A new UBC-based non-profit journalism initiative, the Global Reporting Centre (GRC), focuses on underreported issues in the international community that fail to get the degree of coverage that they deserve. Projects undertaken by the centre explore a wide range of topics — from the environment, to human rights, to corruption in supply chains.
Developed out of UBC Journalism’s International Reporting Program and involving several alumni, the centre focuses on collaborations between leading journalists and scholars in order to create in-depth, long-term investigative pieces that most media companies don’t have the resources to fund.
“No one’s really looking for these stories,” director and founder of the GRC Peter Klein noted. “There’s the assumption that the public doesn’t care, but over and over we’ve shown that the public does care ... we crave stories like these, we want to know how connected we are to the world, and somehow we’re disenfranchised from that.”
As a non-profit, the GRC is funded by a combination of philanthropic, academic, and corporate media grants. Organizations such as the Canadian Social Sciences and Humanities Research Council, individual philanthropists and UBC itself have all contributed. This allows the centre to shift the narrative away from pieces that will create capital and towards stories that highlight important issues.
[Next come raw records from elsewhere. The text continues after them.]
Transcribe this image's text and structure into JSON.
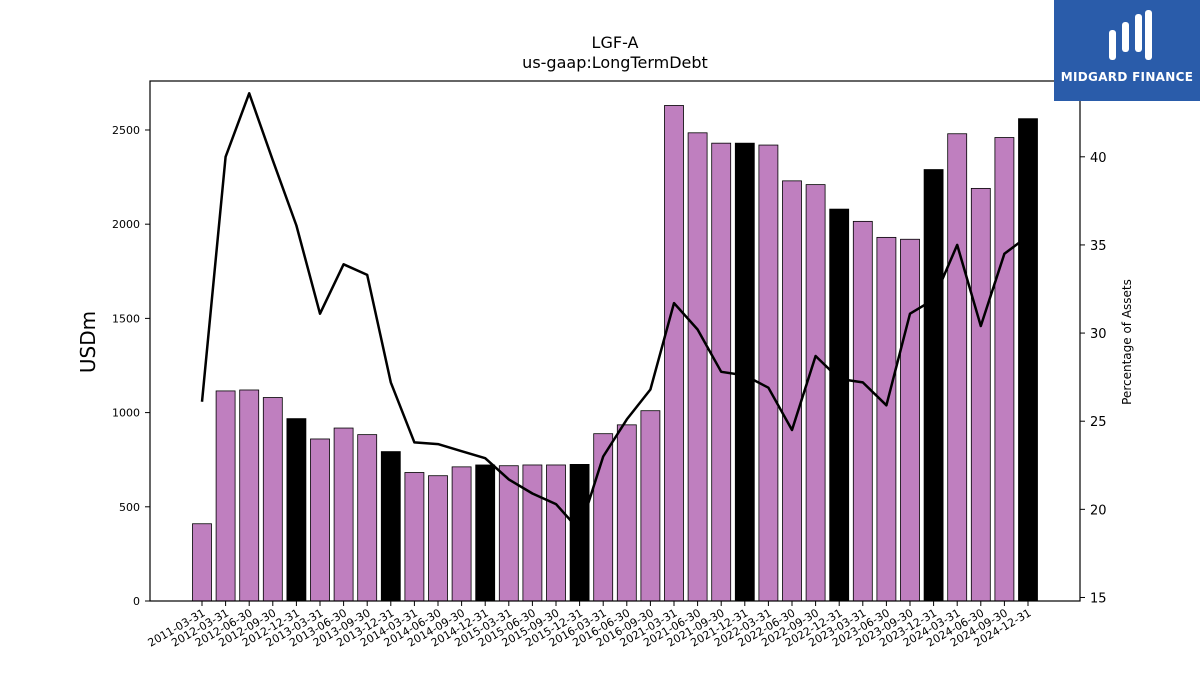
{
  "brand": {
    "name": "MIDGARD FINANCE",
    "logo_color": "#2a5caa"
  },
  "chart_data": {
    "type": "bar",
    "title": "LGF-A",
    "subtitle": "us-gaap:LongTermDebt",
    "ylabel": "USDm",
    "y2label": "Percentage of Assets",
    "ylim": [
      0,
      2760
    ],
    "y2lim": [
      14.8,
      44.3
    ],
    "yticks": [
      0,
      500,
      1000,
      1500,
      2000,
      2500
    ],
    "y2ticks": [
      15,
      20,
      25,
      30,
      35,
      40
    ],
    "colors": {
      "bar": "#bf7fbf",
      "bar_highlight": "#000000",
      "line": "#000000"
    },
    "categories": [
      "2011-03-31",
      "2012-03-31",
      "2012-06-30",
      "2012-09-30",
      "2012-12-31",
      "2013-03-31",
      "2013-06-30",
      "2013-09-30",
      "2013-12-31",
      "2014-03-31",
      "2014-06-30",
      "2014-09-30",
      "2014-12-31",
      "2015-03-31",
      "2015-06-30",
      "2015-09-30",
      "2015-12-31",
      "2016-03-31",
      "2016-06-30",
      "2016-09-30",
      "2021-03-31",
      "2021-06-30",
      "2021-09-30",
      "2021-12-31",
      "2022-03-31",
      "2022-06-30",
      "2022-09-30",
      "2022-12-31",
      "2023-03-31",
      "2023-06-30",
      "2023-09-30",
      "2023-12-31",
      "2024-03-31",
      "2024-06-30",
      "2024-09-30",
      "2024-12-31"
    ],
    "series": [
      {
        "type": "bar",
        "values": [
          410,
          1115,
          1120,
          1080,
          968,
          860,
          918,
          883,
          793,
          682,
          665,
          712,
          722,
          718,
          722,
          722,
          725,
          888,
          935,
          1010,
          2630,
          2485,
          2430,
          2430,
          2420,
          2230,
          2210,
          2080,
          2015,
          1930,
          1920,
          2290,
          2480,
          2190,
          2460,
          2560
        ],
        "highlight": [
          false,
          false,
          false,
          false,
          true,
          false,
          false,
          false,
          true,
          false,
          false,
          false,
          true,
          false,
          false,
          false,
          true,
          false,
          false,
          false,
          false,
          false,
          false,
          true,
          false,
          false,
          false,
          true,
          false,
          false,
          false,
          true,
          false,
          false,
          false,
          true
        ]
      },
      {
        "type": "line",
        "axis": "right",
        "values": [
          26.1,
          40.0,
          43.6,
          39.8,
          36.1,
          31.1,
          33.9,
          33.3,
          27.2,
          23.8,
          23.7,
          23.3,
          22.9,
          21.7,
          20.9,
          20.3,
          18.8,
          23.0,
          25.1,
          26.8,
          31.7,
          30.2,
          27.8,
          27.6,
          26.9,
          24.5,
          28.7,
          27.4,
          27.2,
          25.9,
          31.1,
          31.9,
          35.0,
          30.4,
          34.5,
          35.5
        ]
      }
    ]
  }
}
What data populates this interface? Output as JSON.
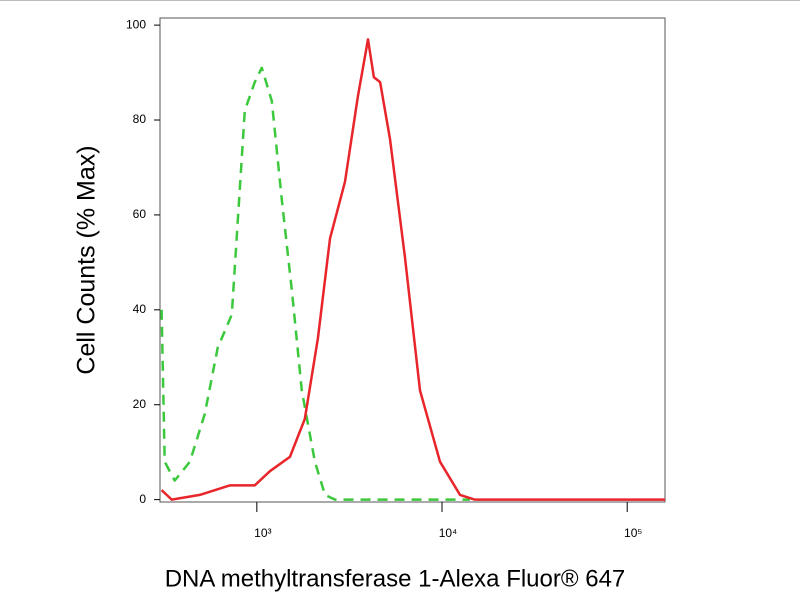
{
  "chart_data": {
    "type": "line",
    "y_label": "Cell Counts (% Max)",
    "x_label": "DNA methyltransferase 1-Alexa Fluor® 647",
    "xscale": "log",
    "xlim": [
      300,
      160000
    ],
    "ylim": [
      -0.5,
      101.5
    ],
    "xticks": [
      {
        "value": 1000,
        "label": "10³"
      },
      {
        "value": 10000,
        "label": "10⁴"
      },
      {
        "value": 100000,
        "label": "10⁵"
      }
    ],
    "yticks": [
      0,
      20,
      40,
      60,
      80,
      100
    ],
    "series": [
      {
        "color": "#3cc83c",
        "dash": true,
        "x": [
          306,
          318,
          360,
          435,
          523,
          615,
          733,
          861,
          975,
          1064,
          1205,
          1365,
          1546,
          1750,
          2059,
          2333,
          2642,
          14150
        ],
        "values": [
          40,
          8,
          4,
          8,
          18,
          32,
          39,
          82,
          88,
          91,
          84,
          63,
          44,
          23,
          8,
          1,
          0,
          0
        ]
      },
      {
        "color": "#e8252a",
        "dash": false,
        "x": [
          306,
          347,
          492,
          714,
          975,
          1176,
          1508,
          1816,
          2138,
          2484,
          2993,
          3516,
          3984,
          4289,
          4628,
          5237,
          6310,
          7603,
          9750,
          12500,
          15000,
          160000
        ],
        "values": [
          2,
          0,
          1,
          3,
          3,
          6,
          9,
          17,
          34,
          55,
          67,
          85,
          97,
          89,
          88,
          76,
          51,
          23,
          8,
          1,
          0,
          0
        ]
      }
    ]
  }
}
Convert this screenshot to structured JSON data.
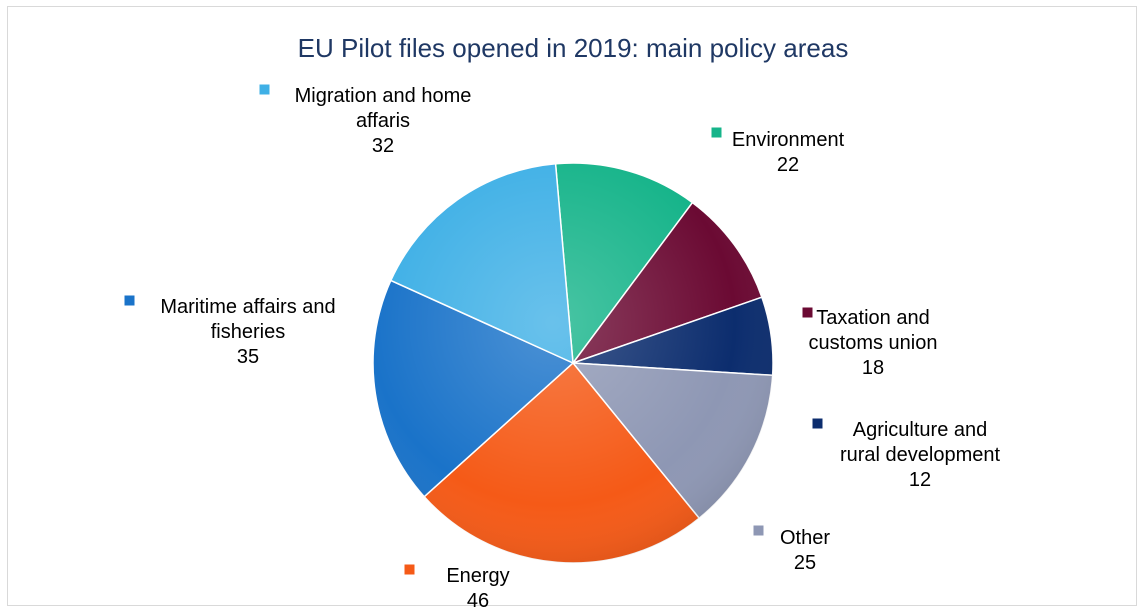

“Do not invest in us if you want to make money,” said Klein. “Our outcome is high level, high visibility, deeply reported stories that reach a big audience and often have a real impact.”
As the role of journalism in the 21st century shifts and changes with the rise of new technology, the centre aims to look at innovative ways of reporting on a global scale. One of their latest projects, Through Somali Eyes, includes a team of Somali journalists who agreed to utilize wearable cameras similar to those that police officers use, in order to expose what life is like in one of the most dangerous countries in the world to be a reporter.
Other stories include Out of the Shadows, which examines the limited access to mental health care in Togo, Benin, Jordan, and India. Documentaries produced as part of the project have been featured in publications such as Al Jazeera and the New York Times. Strangers at Home, another piece, looks at the rise of xenophobia in Europe through a range of short films.
The collaborative nature of the GRC means that artists, scholars, and journalists can come together with a common goal of telling a story in a meaningful way and of exploring the human elements to news that are often neglected as people scroll through social media over their morning coffee.
“There’s an old saying that ‘journalism is what people don’t want you to know — everything else is PR.’ If people don’t want you to know about it, they’re not going to tweet about it. You have to dig it out,” said Klein.
The Centre opened on the weekend of June 3-5 with a conference titled Re-imagining Global Reporting, and involved journalists and community partners discussing the challenges and solutions involved in the project’s initiatives.